Pandas: Inspect the Axes of a DataFrame (3 Examples)

Updated: February 19, 2024 By: Guest Contributor Post a comment

Introduction

Understanding the structure of a DataFrame is essential for data manipulation and analysis in Pandas. One key aspect of this structure is its axes. In this article, we explore how to inspect the axes of a DataFrame through practical examples.

Understanding DataFrame Axes

In Pandas, a DataFrame is a two-dimensional, size-mutable, and potentially heterogeneous tabular data structure with labeled axes (rows and columns). Axes are one of the fundamental concepts in Pandas, referring to the two dimensions of a DataFrame: the row axis (axis=0) and the column axis (axis=1).

Knowing how to inspect these axes can greatly aid in data cleaning, transformation, and analysis. Let’s dive into some examples to illustrate how you can work with DataFrame axes.

Example 1: Examining Column and Row Labels

import pandas as pd

df = pd.DataFrame({
    'A': [1, 2, 3],
    'B': [4, 5, 6],
    'C': [7, 8, 9]
})

print('Columns:', df.columns)
print('Index (Rows):', df.index)

This basic example demonstrates how to view the column and row labels of a DataFrame. By invoking df.columns and df.index, we immediately get a list of all column names and row indices, respectively.

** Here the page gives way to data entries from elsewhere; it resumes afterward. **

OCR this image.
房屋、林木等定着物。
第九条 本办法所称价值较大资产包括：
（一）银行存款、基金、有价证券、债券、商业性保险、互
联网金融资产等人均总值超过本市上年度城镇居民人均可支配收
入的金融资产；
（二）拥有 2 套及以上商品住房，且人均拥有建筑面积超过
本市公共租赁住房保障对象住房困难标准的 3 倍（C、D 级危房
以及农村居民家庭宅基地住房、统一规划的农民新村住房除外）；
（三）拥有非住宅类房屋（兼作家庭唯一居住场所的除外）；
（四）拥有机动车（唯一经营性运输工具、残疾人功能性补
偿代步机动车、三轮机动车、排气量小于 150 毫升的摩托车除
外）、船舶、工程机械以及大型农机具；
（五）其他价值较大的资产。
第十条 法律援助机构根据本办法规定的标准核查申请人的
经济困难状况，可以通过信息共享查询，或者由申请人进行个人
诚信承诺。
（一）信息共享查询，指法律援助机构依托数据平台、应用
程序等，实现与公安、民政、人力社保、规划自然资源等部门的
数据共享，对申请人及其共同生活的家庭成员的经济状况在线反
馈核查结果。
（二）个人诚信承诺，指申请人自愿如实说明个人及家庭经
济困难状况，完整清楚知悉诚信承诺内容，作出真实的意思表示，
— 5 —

Example 2: Inspecting the Axis Dimensions

import pandas as pd

df = pd.DataFrame({
    'A': [1, 2, 3],
    'B': [4, 5, 6],
    'C': [7, 8, 9]
})

print('DataFrame Shape:', df.shape)

# To get the size of each axis separately
print('Number of Rows:', df.shape[0])
print('Number of Columns:', df.shape[1])

Output:

DataFrame Shape: (3, 3)
Number of Rows: 3
Number of Columns: 3

This example builds on the first by exploring the dimensions of each axis using the shape attribute. The shape attribute returns a tuple representing the dimensions of the DataFrame, enabling you to quickly ascertain the size of each axis.

Example 3: Customizing Indexes for Detailed Insights

import pandas as pd

df = pd.DataFrame({
    'A': [1, 2, 3],
    'B': [4, 5, 6],
    'C': [7, 8, 9]
})

df.index = pd.date_range('20230101', periods=3)
print('Custom Index (Rows):', df.index)

Output:

Custom Index (Rows): DatetimeIndex(['2023-01-01', '2023-01-02', '2023-01-03'], dtype='datetime64[ns]', freq='D')

In this more advanced example, we customize the DataFrame’s index to provide more detailed insights. By changing the index to a date range, it becomes easier to work with time series data, offering a clear structure for analysis.

Example 4: Iterating over Axes

import pandas as pd

df = pd.DataFrame({
    'A': [1, 2, 3],
    'B': [4, 5, 6],
    'C': [7, 8, 9]
})

for c in df.columns:
    print('Column Name:', c)

Output:

Column Name: A
Column Name: B
Column Name: C

This example goes beyond inspection by demonstrating how you can iterate over the columns of a DataFrame. Such iterations can be useful for applying functions or for detailed examination of each column.

Conclusion

Inspecting the axes of a DataFrame is a fundamental skill in Pandas. Through the examples provided, we’ve seen how it aids in understanding the structure and composition of our data. Whether you’re analyzing data dimensions or customizing indexes for clearer insights, mastering these techniques will enhance your data manipulation capabilities in Pandas.